3 min read Last Updated : Dec 26 2019 | 10:32 AM IST
The proposal to subsidise protein-rich foods such as meat, fish, chicken and eggs for supply through the public distribution system (PDS) being considered by the National Institution for Transforming India (NITI) Aayog, seems outright utopian. No doubt, the need to promote the intake of protein-rich food cannot be disputed as four out of every 10 children in India are undernourished. But disbursal of highly perishable stuff through the vast PDS network for this purpose seems imprudent. These food items require constant refrigeration, which cannot be ensured in over 500,000 ration shops, spread across the country, including the areas where power supply is erratic. Equipping all these fair price shops with the special paraphernalia and infrastructure needed to dispense non-vegetarian items is logistically unmanageable and financially burdensome. Any compromise on food quality is bound to cause health hazards, defeating the very purpose of this move. The food subsidy, which already exceeds Rs 1.84 trillion (Budget 2019-20), would have to be scaled up massively to bring these high-priced foods within the economic reach of the poor. What is worse, even if the government manages to muster the needed resources, the desired objective of eradicating malnourishment may still not be fully served because a sizable section of the population is compulsively vegan who may not eat livestock products even if given free.

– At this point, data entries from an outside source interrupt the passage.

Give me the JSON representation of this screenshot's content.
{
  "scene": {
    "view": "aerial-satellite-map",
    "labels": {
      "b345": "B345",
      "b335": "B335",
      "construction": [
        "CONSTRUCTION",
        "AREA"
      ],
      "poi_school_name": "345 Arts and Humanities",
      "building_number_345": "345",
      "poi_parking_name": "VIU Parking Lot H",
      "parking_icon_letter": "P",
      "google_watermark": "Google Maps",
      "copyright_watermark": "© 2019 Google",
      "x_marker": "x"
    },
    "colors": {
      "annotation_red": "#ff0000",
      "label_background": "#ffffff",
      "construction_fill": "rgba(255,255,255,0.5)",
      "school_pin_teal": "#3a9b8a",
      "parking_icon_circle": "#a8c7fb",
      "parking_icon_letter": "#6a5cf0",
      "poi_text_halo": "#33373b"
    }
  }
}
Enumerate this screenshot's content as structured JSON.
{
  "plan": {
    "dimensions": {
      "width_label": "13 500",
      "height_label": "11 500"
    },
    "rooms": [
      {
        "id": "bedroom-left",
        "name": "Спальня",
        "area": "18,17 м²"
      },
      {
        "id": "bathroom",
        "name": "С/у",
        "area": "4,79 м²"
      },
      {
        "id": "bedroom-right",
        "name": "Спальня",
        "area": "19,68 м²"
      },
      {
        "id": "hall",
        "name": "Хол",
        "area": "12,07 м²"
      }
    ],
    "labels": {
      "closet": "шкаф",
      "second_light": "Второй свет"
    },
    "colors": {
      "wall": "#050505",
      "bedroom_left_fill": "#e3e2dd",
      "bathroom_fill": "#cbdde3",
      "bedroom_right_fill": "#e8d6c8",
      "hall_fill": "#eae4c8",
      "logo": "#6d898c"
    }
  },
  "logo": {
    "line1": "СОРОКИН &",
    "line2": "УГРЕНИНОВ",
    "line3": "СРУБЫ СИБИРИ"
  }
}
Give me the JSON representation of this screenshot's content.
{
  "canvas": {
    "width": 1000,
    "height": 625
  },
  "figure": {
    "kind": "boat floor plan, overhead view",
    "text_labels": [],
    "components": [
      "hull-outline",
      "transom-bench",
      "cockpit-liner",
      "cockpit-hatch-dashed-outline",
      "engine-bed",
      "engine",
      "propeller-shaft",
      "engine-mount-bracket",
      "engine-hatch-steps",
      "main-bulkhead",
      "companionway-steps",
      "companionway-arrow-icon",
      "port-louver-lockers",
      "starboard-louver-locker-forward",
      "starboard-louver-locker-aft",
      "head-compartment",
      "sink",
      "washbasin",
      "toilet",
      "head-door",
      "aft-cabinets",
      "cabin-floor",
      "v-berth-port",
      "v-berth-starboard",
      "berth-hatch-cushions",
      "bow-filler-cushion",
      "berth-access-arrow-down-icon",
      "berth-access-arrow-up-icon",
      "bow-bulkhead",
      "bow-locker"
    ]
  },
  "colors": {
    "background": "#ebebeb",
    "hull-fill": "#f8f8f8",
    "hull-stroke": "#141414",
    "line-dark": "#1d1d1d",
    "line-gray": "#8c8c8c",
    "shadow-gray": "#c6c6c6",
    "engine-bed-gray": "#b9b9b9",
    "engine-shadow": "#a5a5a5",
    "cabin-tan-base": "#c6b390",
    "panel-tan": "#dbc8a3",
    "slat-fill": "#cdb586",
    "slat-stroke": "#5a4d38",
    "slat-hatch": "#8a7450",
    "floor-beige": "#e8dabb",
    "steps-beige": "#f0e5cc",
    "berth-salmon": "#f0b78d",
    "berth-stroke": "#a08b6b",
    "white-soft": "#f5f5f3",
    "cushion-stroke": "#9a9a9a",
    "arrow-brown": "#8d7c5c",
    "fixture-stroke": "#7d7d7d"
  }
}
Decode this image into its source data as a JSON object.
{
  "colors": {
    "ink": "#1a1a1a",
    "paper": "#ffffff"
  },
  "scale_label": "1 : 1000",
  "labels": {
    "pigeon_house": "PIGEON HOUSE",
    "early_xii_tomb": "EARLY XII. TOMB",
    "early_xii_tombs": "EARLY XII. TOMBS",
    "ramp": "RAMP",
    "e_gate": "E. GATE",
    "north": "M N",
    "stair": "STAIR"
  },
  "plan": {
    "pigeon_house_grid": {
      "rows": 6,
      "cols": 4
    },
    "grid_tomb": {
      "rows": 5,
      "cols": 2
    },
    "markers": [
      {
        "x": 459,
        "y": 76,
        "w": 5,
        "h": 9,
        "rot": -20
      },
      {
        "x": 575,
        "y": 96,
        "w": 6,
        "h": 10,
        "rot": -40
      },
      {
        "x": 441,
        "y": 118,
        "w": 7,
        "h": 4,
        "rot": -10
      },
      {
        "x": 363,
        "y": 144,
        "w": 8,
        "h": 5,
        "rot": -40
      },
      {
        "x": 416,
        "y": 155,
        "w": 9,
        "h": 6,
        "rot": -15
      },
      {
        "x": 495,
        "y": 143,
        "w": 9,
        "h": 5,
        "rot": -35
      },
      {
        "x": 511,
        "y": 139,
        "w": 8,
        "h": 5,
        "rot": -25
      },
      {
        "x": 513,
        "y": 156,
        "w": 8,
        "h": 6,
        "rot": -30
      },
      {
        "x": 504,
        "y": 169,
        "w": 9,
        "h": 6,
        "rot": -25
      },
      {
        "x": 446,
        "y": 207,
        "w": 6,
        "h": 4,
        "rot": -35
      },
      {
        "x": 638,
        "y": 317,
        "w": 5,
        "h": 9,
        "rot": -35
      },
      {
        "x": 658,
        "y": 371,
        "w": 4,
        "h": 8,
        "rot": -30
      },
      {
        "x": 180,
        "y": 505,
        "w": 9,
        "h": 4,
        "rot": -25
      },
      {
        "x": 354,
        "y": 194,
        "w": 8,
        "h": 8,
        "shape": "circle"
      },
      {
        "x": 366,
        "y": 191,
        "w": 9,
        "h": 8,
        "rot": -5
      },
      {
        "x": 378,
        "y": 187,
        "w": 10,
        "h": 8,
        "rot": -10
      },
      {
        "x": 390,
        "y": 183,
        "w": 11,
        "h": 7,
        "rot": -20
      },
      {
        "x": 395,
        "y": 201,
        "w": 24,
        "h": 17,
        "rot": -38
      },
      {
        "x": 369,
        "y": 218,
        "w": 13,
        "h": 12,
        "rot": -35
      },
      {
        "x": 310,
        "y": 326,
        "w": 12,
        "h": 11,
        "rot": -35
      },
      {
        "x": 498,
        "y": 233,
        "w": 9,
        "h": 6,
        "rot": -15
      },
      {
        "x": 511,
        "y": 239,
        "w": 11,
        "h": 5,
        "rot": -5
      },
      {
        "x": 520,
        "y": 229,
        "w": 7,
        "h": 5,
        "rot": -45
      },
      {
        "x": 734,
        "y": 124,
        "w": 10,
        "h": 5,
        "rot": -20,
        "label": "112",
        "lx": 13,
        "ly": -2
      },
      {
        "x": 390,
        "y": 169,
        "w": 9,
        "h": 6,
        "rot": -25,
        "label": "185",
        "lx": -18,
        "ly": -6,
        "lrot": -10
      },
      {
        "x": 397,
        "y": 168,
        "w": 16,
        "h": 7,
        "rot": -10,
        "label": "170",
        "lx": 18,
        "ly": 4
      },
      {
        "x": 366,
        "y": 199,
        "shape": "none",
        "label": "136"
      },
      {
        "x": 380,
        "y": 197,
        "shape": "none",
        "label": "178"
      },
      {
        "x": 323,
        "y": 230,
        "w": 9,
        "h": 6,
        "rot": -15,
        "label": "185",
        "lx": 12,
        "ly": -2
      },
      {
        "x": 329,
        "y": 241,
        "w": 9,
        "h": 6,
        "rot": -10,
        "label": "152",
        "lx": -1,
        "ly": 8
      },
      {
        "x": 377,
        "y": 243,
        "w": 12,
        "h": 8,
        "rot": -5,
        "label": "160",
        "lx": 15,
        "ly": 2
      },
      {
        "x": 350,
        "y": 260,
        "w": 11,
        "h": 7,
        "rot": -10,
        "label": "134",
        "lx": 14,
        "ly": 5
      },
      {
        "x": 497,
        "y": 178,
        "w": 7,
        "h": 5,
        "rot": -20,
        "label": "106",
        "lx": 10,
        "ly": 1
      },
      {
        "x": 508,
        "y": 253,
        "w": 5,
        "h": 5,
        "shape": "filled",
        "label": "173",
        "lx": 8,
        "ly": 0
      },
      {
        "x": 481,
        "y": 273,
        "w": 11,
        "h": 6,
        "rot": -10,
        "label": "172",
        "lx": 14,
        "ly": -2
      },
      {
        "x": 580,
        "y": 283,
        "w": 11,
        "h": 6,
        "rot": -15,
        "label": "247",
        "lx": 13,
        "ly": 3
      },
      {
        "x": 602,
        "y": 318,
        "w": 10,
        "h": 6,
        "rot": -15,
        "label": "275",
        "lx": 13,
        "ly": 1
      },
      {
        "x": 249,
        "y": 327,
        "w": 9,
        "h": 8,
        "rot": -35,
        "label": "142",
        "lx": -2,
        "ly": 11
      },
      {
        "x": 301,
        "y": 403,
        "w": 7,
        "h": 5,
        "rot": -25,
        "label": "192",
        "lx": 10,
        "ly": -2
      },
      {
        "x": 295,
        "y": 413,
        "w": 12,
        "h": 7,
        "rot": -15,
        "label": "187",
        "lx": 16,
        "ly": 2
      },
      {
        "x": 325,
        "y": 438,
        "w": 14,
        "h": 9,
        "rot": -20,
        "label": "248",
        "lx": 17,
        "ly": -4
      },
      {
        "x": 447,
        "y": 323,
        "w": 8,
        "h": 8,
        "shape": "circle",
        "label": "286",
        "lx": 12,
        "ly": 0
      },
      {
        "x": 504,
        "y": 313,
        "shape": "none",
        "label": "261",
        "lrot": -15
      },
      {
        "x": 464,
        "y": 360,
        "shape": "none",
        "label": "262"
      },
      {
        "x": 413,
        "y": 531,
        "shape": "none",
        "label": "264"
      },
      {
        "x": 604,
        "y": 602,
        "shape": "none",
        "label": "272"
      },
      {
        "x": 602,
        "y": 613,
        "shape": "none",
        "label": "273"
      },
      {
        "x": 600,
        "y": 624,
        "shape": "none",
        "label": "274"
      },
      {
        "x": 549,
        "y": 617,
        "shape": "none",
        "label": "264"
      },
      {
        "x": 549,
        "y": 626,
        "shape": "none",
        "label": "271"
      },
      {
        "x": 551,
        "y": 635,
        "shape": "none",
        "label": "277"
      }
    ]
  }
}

However, there is no dearth of nutritious, yet cost-effective and easy-to-handle, alternatives to the livestock products for distribution through the PDS. Pulses and millets stand out among these. Leguminous grains, grown widely in the country, can potentially wipe out protein deficiency if these can be brought within the economic reach of the poor. Their production needs to be stepped up to generate surplus for supplying through the PDS. The extent of subsidy required for pulses would be only a fraction of what is needed for the livestock products. Millets, now rechristened as nutri-cereals, are the other strong contenders for a place in the PDS on the merit of their nutritional value. These small-seeded cereals, including pearl millet (bajra), sorghum (jowar), finger millet (ragi) and others, are the storehouses of nutrients, especially the micro-nutrients, which fine grains such as rice and wheat lack. These have, in fact, been a regular part of people’s diet prior to the availability of subsidised fine grains. Their health benefits have recently been revalidated through a millet-feeding study on school children in Karnataka. Conducted by the Hyderabad-based International Crops Research Institute for Semi-arid Tropics and a non-governmental organisation, Akshaya Patra, this study has indicated that replacement of rice with millets in the mid-day meals improved children’s growth by 50 per cent.
The popularity of millets as health foods is growing rapidly the world over. The Indian government, too, is not unaware of their nutritional worth. In fact, it had declared 2018 as the year of the millets. The minimum support prices of millet crops, too, were increased substantially to incentivise production. But the next logical step of lending the needed marketing support through procurement and dispensing them through the PDS is still awaited. It would be far better for the NITI Aayog to concentrate on promoting nutrient-dense products like pulses and millets to alleviate rampant malnutrition rather than brooding over ways and means of distributing livestock products through the PDS.